PJ Vogt’s Crypto Island Podcast Explores the Wild Wild World of Digital Currency
By its name alone, the podcast Crypto Island stands to entice just as many people as it’s likely to turn off. Don’t be fooled, though. The series isn’t some well-trod, suspect attempt to proselytize the word of virtual money and its messenger, the blockchain. Nor is it several sustained hours of handwringing at the wastefulness of it all. Instead, it is sociological in bent, and an almost heroic attempt to withhold judgment while investigating one of the most divisive topics out there: cryptocurrency, and the puzzling culture it spawned.
Equally divisive is the show’s creator and host, PJ Vogt, the main attraction and the elephant in the room. He cemented his status in the podcast world by helping put Gimlet Media’s internet-culture podcast Reply All on the map, in the mid-2010s. The show went through a reckoning, in early 2021, following the launch of its Test Kitchen series, a multi-episode exposé edited by Vogt and hosted by reporter Sruthi Pinnamaneni that looked into the ways Bon Appétit fostered a toxic company culture by routinely undervaluing the work and ideas created by people of color. Shortly after the series began, former Gimlet staffer Eric Eddings called out his previous employer, as well as Vogt and Pinnamaneni, for practicing the same behaviors they were criticizing.
The Test Kitchen series was canceled two episodes into its intended six, while Vogt and Pinnamaneni resigned with apologies to those they let down. Whether Vogt has done enough in the interim to justify his return to the mic remains an open question—one that he addresses in the comment section of his Substack (which is also called Crypto Island, and features expanded show notes and images for each episode), and that lurks in the corners of certain asides in his current show. (There is a certain ring, for example, to how Vogt describes crypto skeptic Cas Piancey in one episode as “empathetic in a way that’s honestly not that fashionable right now.”)
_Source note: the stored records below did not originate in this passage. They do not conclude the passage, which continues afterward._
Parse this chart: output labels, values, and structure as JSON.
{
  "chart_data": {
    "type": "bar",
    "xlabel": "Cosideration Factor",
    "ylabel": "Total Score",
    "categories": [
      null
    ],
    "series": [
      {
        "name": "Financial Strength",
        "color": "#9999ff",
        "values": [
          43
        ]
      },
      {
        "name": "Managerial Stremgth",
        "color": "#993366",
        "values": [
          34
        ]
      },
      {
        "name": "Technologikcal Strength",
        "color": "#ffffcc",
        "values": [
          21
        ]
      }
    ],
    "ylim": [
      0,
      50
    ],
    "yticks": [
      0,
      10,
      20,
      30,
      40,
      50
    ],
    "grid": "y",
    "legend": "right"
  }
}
Unambiguous, though, is the talent Vogt brings as a host and reporter. He has an eye for drawing out the absurd, describing billionaire Crypto advocates as attempting their version of smashing a guitar by trying, and failing, to throw hundred dollar bills into a convention crowd. He still knows his way around a simile, painting an auctioneer bidding on the U.S. constitution as someone who looks “like a stylish villain from a movie about bankers who hide the vaccine for money.” And he does it all with a kind of offhand rhythm that gives the episodes a compelling veneer of spontaneity. With only seven episodes out, it’s difficult to say where the series will go (though it appears there are plans for adding a TV extension). As of now, its guiding star seems to be skillfully straddling the line between the surreal and the all-too-human.
To date, the series finds Vogt reporting on everything from two Spanish hustlers trying to sell people on living in a crypto island paradise, to a group of mostly twentysomethings running a multimillion-dollar DOA to bid for the U.S. Constitution and a fever dream Miami Bitcoin convention, which stars shockingly high-profile athletes and street preachers pushing their preferred digital currencies. He routinely makes these chaotic, mind-boggling situations more approachable by focusing on the singular stories of the people in, or on the fringes of, these phenomenons.
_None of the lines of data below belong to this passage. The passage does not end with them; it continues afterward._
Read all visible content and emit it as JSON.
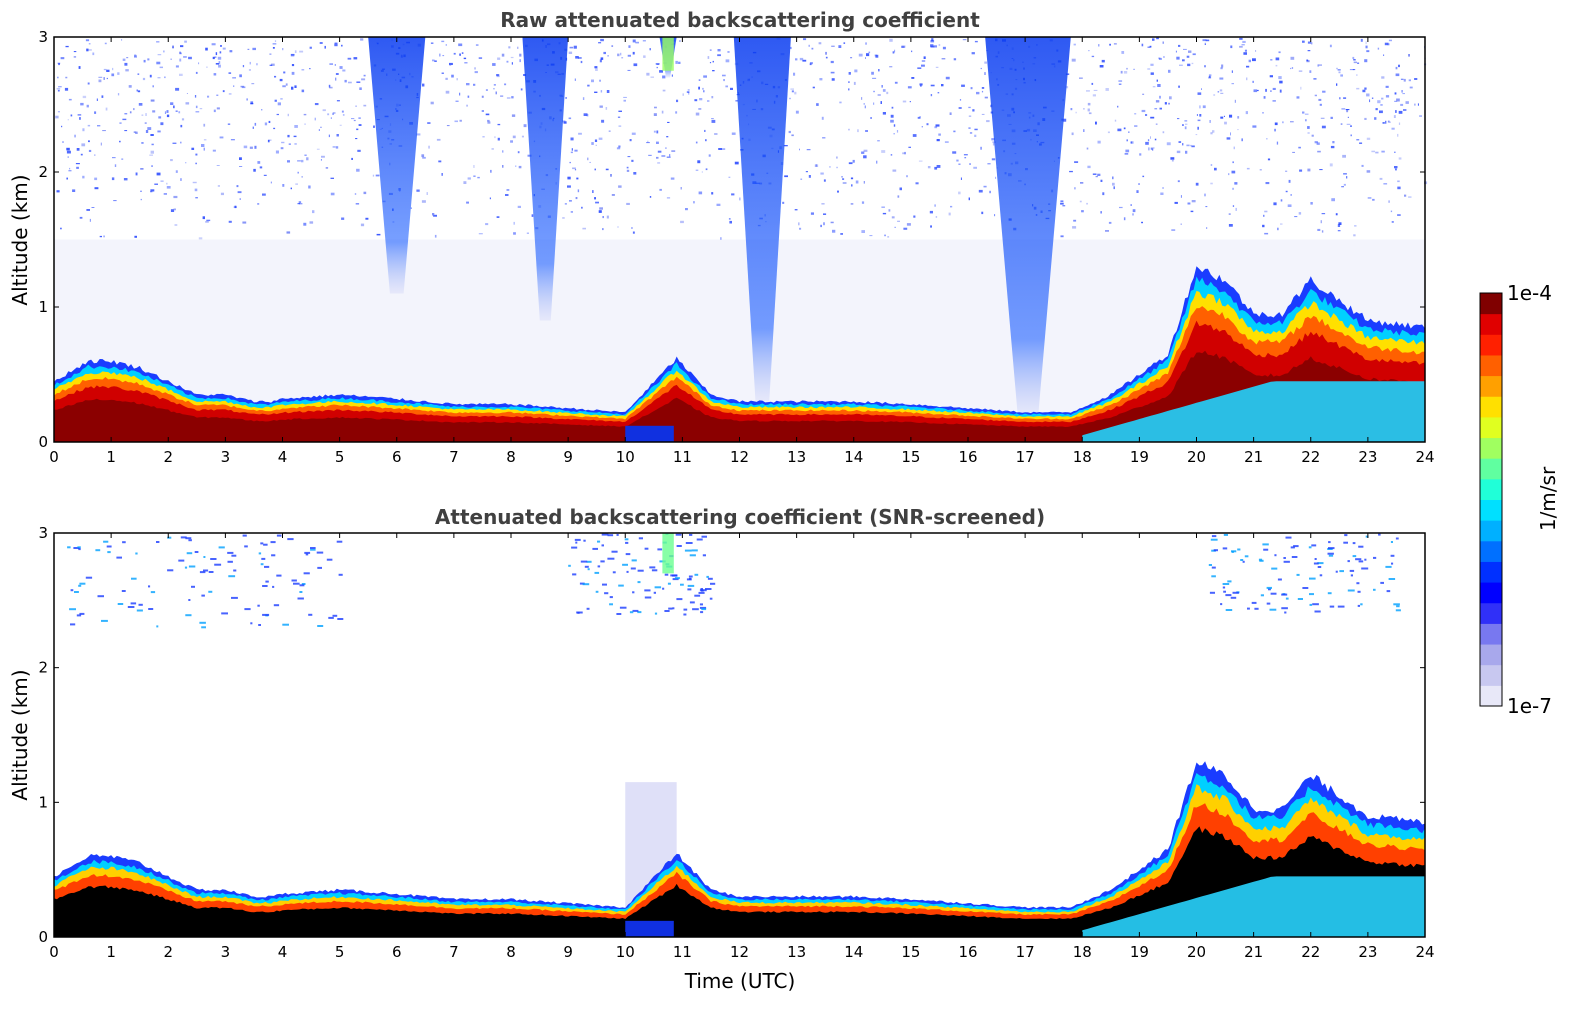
{
  "chart_data": [
    {
      "type": "heatmap",
      "title": "Raw attenuated backscattering coefficient",
      "xlabel": "",
      "ylabel": "Altitude (km)",
      "xlim": [
        0,
        24
      ],
      "ylim": [
        0,
        3
      ],
      "xticks": [
        "0",
        "1",
        "2",
        "3",
        "4",
        "5",
        "6",
        "7",
        "8",
        "9",
        "10",
        "11",
        "12",
        "13",
        "14",
        "15",
        "16",
        "17",
        "18",
        "19",
        "20",
        "21",
        "22",
        "23",
        "24"
      ],
      "yticks": [
        "0",
        "1",
        "2",
        "3"
      ],
      "boundary_layer_top_km": [
        [
          0,
          0.45
        ],
        [
          0.6,
          0.6
        ],
        [
          1,
          0.6
        ],
        [
          1.5,
          0.55
        ],
        [
          2,
          0.45
        ],
        [
          2.5,
          0.35
        ],
        [
          3,
          0.35
        ],
        [
          3.5,
          0.3
        ],
        [
          3.8,
          0.3
        ],
        [
          4,
          0.32
        ],
        [
          5,
          0.35
        ],
        [
          6,
          0.32
        ],
        [
          7,
          0.28
        ],
        [
          8,
          0.28
        ],
        [
          9,
          0.25
        ],
        [
          10,
          0.22
        ],
        [
          10.9,
          0.62
        ],
        [
          11.5,
          0.35
        ],
        [
          12,
          0.3
        ],
        [
          13,
          0.3
        ],
        [
          14,
          0.3
        ],
        [
          15,
          0.28
        ],
        [
          16,
          0.25
        ],
        [
          17,
          0.22
        ],
        [
          17.8,
          0.22
        ],
        [
          18.5,
          0.35
        ],
        [
          19,
          0.5
        ],
        [
          19.5,
          0.65
        ],
        [
          20,
          1.3
        ],
        [
          20.5,
          1.2
        ],
        [
          21,
          0.95
        ],
        [
          21.5,
          0.95
        ],
        [
          22,
          1.2
        ],
        [
          22.5,
          1.05
        ],
        [
          23,
          0.9
        ],
        [
          24,
          0.85
        ]
      ],
      "virga_shafts_km": [
        {
          "x0": 5.5,
          "x1": 6.5,
          "base": 1.1
        },
        {
          "x0": 8.2,
          "x1": 9.0,
          "base": 0.9
        },
        {
          "x0": 10.6,
          "x1": 10.9,
          "base": 2.7
        },
        {
          "x0": 11.9,
          "x1": 12.9,
          "base": 0.3
        },
        {
          "x0": 16.3,
          "x1": 17.8,
          "base": 0.2
        }
      ]
    },
    {
      "type": "heatmap",
      "title": "Attenuated backscattering coefficient (SNR-screened)",
      "xlabel": "Time (UTC)",
      "ylabel": "Altitude (km)",
      "xlim": [
        0,
        24
      ],
      "ylim": [
        0,
        3
      ],
      "xticks": [
        "0",
        "1",
        "2",
        "3",
        "4",
        "5",
        "6",
        "7",
        "8",
        "9",
        "10",
        "11",
        "12",
        "13",
        "14",
        "15",
        "16",
        "17",
        "18",
        "19",
        "20",
        "21",
        "22",
        "23",
        "24"
      ],
      "yticks": [
        "0",
        "1",
        "2",
        "3"
      ],
      "boundary_layer_top_km": [
        [
          0,
          0.45
        ],
        [
          0.6,
          0.6
        ],
        [
          1,
          0.6
        ],
        [
          1.5,
          0.55
        ],
        [
          2,
          0.45
        ],
        [
          2.5,
          0.35
        ],
        [
          3,
          0.35
        ],
        [
          3.5,
          0.3
        ],
        [
          3.8,
          0.3
        ],
        [
          4,
          0.32
        ],
        [
          5,
          0.35
        ],
        [
          6,
          0.32
        ],
        [
          7,
          0.28
        ],
        [
          8,
          0.28
        ],
        [
          9,
          0.25
        ],
        [
          10,
          0.22
        ],
        [
          10.9,
          0.62
        ],
        [
          11.5,
          0.35
        ],
        [
          12,
          0.3
        ],
        [
          13,
          0.3
        ],
        [
          14,
          0.3
        ],
        [
          15,
          0.28
        ],
        [
          16,
          0.25
        ],
        [
          17,
          0.22
        ],
        [
          17.8,
          0.22
        ],
        [
          18.5,
          0.35
        ],
        [
          19,
          0.5
        ],
        [
          19.5,
          0.65
        ],
        [
          20,
          1.3
        ],
        [
          20.5,
          1.2
        ],
        [
          21,
          0.95
        ],
        [
          21.5,
          0.95
        ],
        [
          22,
          1.2
        ],
        [
          22.5,
          1.05
        ],
        [
          23,
          0.9
        ],
        [
          24,
          0.85
        ]
      ]
    }
  ],
  "colorbar": {
    "label": "1/m/sr",
    "max_label": "1e-4",
    "min_label": "1e-7",
    "colors": [
      "#e8e8f8",
      "#c8c8f0",
      "#a8a8ec",
      "#7878f0",
      "#3030f8",
      "#0000ff",
      "#0030ff",
      "#0070ff",
      "#00b0ff",
      "#00e0ff",
      "#20ffd8",
      "#60ffa0",
      "#a0ff60",
      "#e0ff20",
      "#ffe000",
      "#ffa000",
      "#ff6000",
      "#ff2000",
      "#e00000",
      "#800000"
    ]
  }
}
What’s interesting is that, for the most part, Vogt avoids the low-hanging fruit of talking to die-hard crypto fanatics. Instead, he caters toward the people who’ve fallen into the world primarily out of a general curiosity—which, it turns out, are often the type who might be open to talking about the people they’ve met and the projects they’ve started through crypto, but aren’t about to suggest pawning a kidney for Ethereum.
These portions of the podcast are admittedly not as exciting as the high-octane absurdity that otherwise stuffs each episode, but they serve a purpose in humanizing a subject that constantly runs the risk of being too obnoxious to tolerate. They reveal an underemphasized part of crypto’s draw—one that, like the show itself, is rooted in a genuine desire to explore the befuddling new.